Wednesday, June 23, 2004

The shadow of Maastricht

As promised, a report on the prime minister's statement to the House of Commons on the Brussels summit on 17/18 June. This, in fact is part one of a two-parter, this dealing with the dealing with the "headline" issues. But, as is often the case, there was also a debate going on within a debate – one almost completely missed by the media. Our second part will deal with that debate.

This was supposed to be the big day, when the parliamentary battle over the constitution started. Blair, as is the custom, came before the House to make a statement on the outcome of the negotiations, thus giving the leader of the opposition, Michael Howard, the chance to take him apart (politically that is). We were about to see the "battle of the giants".

Watching the thing on television, on gains certain impressions which the cold, printed word of the Hansard record simply cannot convey, but having seen the body language, the smirks, and the knowing looks, the words themselves have more meaning. The gaps between the lines are better illuminated.

Wedged into those gaps, pregnant with meaning, was one word… Maastricht, short-hand for the Treaty of the European Union, the last major treaty signed by a Conservative government, the treaty which tore the Conservatives apart and which launched the modern Eurosceptic movement which led directly to the formation of UKIP and its recent electoral success.

The "above the line" battle, however, was about "myths and realities", the battleground staked out by the prime minister, and joined willingly by Mr Howard.

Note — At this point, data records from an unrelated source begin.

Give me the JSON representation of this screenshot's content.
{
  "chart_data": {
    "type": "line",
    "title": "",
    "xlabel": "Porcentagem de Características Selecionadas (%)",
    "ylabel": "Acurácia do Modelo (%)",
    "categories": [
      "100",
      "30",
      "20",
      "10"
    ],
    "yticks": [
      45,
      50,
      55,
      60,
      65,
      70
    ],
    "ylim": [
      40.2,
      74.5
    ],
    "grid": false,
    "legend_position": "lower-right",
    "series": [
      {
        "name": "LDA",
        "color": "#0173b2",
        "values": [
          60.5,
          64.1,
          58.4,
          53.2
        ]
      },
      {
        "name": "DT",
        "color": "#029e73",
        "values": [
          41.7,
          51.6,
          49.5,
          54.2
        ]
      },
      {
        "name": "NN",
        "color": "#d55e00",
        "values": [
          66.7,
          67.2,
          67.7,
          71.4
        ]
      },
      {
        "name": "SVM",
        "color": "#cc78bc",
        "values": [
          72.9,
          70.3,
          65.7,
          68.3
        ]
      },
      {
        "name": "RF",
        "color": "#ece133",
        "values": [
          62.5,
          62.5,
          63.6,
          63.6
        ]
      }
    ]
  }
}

After a presentation by Blair – who could not wait to quote Ahern saying that Europe was "not a super state; not a federal state but a group of nations", thereby putting this into the category of "he doth protest too much" – it was Howard's turn.

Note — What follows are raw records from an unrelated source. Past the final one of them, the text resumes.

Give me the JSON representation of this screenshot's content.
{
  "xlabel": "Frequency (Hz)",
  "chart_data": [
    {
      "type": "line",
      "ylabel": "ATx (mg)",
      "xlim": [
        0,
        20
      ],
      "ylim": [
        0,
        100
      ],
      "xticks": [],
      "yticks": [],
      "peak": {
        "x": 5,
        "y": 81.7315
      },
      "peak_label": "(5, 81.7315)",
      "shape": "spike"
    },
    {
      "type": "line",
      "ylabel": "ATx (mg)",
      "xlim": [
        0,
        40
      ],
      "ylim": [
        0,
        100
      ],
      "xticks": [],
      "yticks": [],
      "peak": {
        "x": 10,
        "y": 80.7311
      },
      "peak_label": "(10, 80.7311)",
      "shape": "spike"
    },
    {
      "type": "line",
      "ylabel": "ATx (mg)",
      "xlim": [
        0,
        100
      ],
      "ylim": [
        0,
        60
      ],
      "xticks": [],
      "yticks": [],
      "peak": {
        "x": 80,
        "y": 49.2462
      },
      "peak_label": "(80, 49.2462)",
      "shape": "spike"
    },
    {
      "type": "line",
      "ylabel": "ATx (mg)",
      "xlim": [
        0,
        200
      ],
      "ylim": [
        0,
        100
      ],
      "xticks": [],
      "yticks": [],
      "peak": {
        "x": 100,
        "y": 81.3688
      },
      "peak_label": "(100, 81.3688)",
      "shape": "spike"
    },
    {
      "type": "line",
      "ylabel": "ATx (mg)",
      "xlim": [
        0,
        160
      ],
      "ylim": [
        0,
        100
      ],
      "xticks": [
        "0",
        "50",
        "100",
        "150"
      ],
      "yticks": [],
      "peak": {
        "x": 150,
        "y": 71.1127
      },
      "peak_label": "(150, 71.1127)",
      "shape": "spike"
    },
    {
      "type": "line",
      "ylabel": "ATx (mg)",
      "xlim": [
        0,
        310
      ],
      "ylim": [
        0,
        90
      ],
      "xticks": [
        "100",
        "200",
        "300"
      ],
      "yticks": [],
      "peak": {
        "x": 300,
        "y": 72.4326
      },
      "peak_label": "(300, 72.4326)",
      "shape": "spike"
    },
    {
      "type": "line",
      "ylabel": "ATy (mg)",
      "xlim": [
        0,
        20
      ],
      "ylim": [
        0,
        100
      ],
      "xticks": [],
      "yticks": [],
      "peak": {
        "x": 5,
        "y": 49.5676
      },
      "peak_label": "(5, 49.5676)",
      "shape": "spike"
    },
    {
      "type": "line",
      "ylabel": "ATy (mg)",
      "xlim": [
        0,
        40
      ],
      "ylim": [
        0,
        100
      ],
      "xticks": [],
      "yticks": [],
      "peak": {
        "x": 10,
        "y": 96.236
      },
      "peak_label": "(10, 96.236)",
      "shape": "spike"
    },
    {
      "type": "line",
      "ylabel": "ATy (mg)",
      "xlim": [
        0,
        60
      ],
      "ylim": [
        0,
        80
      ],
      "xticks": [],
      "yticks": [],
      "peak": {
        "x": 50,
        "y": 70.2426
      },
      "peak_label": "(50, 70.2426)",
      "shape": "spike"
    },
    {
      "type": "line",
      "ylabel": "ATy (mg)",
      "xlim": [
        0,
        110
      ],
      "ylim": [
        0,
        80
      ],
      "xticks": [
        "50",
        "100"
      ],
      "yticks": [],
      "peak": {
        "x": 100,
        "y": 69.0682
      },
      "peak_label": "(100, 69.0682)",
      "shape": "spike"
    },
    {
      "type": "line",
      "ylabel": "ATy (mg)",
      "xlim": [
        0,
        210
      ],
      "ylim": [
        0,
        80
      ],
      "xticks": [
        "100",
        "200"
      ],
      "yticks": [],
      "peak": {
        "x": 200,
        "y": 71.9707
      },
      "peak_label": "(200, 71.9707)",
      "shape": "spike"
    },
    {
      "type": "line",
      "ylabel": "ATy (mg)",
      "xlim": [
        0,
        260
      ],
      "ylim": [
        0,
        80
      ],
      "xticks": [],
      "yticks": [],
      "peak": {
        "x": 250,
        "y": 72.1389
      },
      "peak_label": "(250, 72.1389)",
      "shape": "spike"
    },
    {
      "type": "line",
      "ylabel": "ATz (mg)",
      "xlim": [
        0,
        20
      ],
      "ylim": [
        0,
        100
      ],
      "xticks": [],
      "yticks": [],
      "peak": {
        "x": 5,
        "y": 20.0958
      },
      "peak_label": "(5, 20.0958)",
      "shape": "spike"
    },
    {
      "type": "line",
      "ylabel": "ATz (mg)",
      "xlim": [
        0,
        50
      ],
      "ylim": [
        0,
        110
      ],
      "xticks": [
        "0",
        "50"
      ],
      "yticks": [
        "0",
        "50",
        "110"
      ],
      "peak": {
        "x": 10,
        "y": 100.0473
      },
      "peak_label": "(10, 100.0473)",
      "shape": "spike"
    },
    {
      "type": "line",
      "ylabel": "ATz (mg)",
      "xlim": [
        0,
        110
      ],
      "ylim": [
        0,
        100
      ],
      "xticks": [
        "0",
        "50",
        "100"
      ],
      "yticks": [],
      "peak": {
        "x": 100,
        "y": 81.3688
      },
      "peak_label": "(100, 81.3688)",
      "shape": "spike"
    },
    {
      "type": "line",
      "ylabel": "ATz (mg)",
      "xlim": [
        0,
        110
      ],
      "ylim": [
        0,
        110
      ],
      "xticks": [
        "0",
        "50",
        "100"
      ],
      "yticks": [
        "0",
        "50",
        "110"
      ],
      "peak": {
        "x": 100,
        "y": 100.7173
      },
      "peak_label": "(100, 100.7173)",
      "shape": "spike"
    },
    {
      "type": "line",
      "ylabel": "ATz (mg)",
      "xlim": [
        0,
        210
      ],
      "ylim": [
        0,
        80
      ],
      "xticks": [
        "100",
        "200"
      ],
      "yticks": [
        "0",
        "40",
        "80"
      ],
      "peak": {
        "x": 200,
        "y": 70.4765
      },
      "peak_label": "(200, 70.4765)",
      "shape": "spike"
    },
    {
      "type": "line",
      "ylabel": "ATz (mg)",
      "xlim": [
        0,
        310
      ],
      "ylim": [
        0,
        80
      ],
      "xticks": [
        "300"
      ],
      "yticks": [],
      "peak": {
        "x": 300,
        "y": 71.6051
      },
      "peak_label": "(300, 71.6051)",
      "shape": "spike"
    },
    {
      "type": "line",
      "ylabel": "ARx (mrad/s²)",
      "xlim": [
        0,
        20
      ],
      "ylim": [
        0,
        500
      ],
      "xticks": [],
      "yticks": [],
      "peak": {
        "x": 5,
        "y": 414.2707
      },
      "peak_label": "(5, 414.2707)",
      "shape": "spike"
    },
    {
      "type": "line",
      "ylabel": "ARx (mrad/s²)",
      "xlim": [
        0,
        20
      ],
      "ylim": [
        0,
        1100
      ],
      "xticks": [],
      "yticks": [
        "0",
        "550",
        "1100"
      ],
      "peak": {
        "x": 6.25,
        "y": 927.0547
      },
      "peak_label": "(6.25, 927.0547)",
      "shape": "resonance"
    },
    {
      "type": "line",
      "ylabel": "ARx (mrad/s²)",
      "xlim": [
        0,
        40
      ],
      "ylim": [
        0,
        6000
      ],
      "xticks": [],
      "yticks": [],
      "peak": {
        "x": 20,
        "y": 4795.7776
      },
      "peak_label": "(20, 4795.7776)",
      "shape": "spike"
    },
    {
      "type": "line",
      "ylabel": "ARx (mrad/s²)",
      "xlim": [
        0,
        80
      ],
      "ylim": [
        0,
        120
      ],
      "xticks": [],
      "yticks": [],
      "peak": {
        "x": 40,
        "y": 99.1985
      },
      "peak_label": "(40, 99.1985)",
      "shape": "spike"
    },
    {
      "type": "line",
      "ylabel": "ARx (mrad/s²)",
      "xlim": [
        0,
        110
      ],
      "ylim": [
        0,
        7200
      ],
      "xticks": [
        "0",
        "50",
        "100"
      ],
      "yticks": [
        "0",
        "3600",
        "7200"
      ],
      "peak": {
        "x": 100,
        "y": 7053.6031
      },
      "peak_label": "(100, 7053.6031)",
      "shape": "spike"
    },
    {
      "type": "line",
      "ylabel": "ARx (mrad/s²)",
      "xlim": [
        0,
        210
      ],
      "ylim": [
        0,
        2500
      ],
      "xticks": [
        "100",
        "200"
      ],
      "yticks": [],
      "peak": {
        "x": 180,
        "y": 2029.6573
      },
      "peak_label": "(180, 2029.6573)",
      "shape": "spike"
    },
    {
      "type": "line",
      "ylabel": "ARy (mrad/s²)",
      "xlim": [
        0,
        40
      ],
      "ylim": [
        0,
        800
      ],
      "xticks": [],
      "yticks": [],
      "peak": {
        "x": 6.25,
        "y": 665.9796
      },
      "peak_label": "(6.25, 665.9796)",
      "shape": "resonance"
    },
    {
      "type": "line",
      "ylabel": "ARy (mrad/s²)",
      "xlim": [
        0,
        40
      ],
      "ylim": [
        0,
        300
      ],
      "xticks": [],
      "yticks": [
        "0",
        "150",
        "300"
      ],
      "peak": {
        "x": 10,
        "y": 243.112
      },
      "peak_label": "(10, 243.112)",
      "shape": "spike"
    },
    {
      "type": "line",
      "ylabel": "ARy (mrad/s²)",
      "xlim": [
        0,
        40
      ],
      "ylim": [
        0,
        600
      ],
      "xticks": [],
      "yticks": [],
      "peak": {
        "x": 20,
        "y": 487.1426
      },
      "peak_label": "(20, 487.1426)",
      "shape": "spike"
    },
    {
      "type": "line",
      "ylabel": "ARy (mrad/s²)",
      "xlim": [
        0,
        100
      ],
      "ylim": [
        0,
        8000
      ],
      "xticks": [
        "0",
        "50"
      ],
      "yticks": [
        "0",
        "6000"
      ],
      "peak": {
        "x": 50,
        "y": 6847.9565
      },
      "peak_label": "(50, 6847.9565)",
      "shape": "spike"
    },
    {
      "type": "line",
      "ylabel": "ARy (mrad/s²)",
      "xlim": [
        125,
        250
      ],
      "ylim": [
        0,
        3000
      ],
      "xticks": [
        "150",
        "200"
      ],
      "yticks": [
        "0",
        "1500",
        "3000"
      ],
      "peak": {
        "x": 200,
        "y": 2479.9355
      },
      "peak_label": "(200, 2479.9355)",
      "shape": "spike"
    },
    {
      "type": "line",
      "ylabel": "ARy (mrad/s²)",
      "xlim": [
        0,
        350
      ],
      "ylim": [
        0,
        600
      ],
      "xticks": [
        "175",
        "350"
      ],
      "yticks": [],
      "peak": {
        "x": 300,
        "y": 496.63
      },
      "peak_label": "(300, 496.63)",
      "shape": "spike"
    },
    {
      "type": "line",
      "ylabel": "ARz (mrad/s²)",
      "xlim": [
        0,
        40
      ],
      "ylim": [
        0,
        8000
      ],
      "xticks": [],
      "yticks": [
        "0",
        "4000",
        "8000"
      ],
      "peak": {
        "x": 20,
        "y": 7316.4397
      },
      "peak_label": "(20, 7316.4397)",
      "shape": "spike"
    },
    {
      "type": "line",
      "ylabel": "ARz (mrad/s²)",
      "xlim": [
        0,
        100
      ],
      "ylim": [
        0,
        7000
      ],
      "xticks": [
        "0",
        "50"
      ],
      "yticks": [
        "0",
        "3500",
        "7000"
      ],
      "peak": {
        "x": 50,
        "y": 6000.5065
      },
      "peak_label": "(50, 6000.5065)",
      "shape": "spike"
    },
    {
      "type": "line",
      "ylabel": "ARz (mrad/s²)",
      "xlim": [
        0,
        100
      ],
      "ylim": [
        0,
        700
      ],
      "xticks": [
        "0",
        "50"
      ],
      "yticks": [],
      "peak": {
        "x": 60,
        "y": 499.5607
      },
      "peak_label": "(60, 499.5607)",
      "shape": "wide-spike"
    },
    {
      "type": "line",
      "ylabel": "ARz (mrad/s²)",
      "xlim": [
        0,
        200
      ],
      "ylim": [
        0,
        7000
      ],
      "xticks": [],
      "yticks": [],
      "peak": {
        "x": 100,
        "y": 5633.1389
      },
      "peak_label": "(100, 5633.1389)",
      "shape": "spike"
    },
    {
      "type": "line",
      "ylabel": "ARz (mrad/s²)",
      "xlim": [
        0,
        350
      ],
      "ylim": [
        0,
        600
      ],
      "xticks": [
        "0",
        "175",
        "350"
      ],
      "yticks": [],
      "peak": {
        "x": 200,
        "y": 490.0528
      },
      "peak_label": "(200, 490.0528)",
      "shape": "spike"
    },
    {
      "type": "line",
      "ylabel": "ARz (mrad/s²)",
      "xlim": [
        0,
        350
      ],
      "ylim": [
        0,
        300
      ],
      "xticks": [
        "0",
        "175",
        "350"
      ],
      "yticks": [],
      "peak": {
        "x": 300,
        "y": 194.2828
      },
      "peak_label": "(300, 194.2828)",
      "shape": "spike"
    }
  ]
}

With evident relish, he tore into the prime minister, listing the "realities" in the constitution – like the public prosecutor – demanding in gleeful cadenced, "where's the myth in that?". It looked good, it sounded good and it seemed to be working. But then it all fell apart.

In his response, Blair – who never looked really uncomfortable under the Howard tirade – bounded back. But his dismissal of Howard’s claims was only the warm-up. His "killer lines" came mid-way through his rebuttal as he glanced over his shoulder to warn his troops what was about to happen. "But let us compare this treaty with the two documents he agreed: the single European Act…. And of course I was looking at the Maastricht treaty to see what it extended…".

One cannot say with finality that there was a "collapse of stout party" but the ghost of Maastricht did exert its baleful effect. Pointing out what had actually been given away by the treaty, Blair then pronounced with mounting glee:

If the right hon. and learned gentleman attacks this (constitutional) treaty, he should have been screaming the place down over Maastricht. Instead, he voted for Maatricht, and he is now left in the ludicrous position of having to argue, somehow, Britain ceases to be a nation state because the rules on diplomatic and consular protection go to QMV.
There lies Howard's weak point, one shared by the Conservative Party as a whole. At the moment, they are sticking to their own fiction that, somehow, everything was fine and dandy until 1997, when New Labour got elected, and then everything started to unravel: Maastricht OK, constitutional treaty not. And, as this debate showed, it is a weak point that Blair will not hesitate to exploit. Furthermore, each time he does so, he wrong-foots Howard.

Until Howard comes to terms with Maastricht, and discovers a form of words that enables him to neutralise Blair’s barbs, he will always find his own attacks blunted. That would be a pity.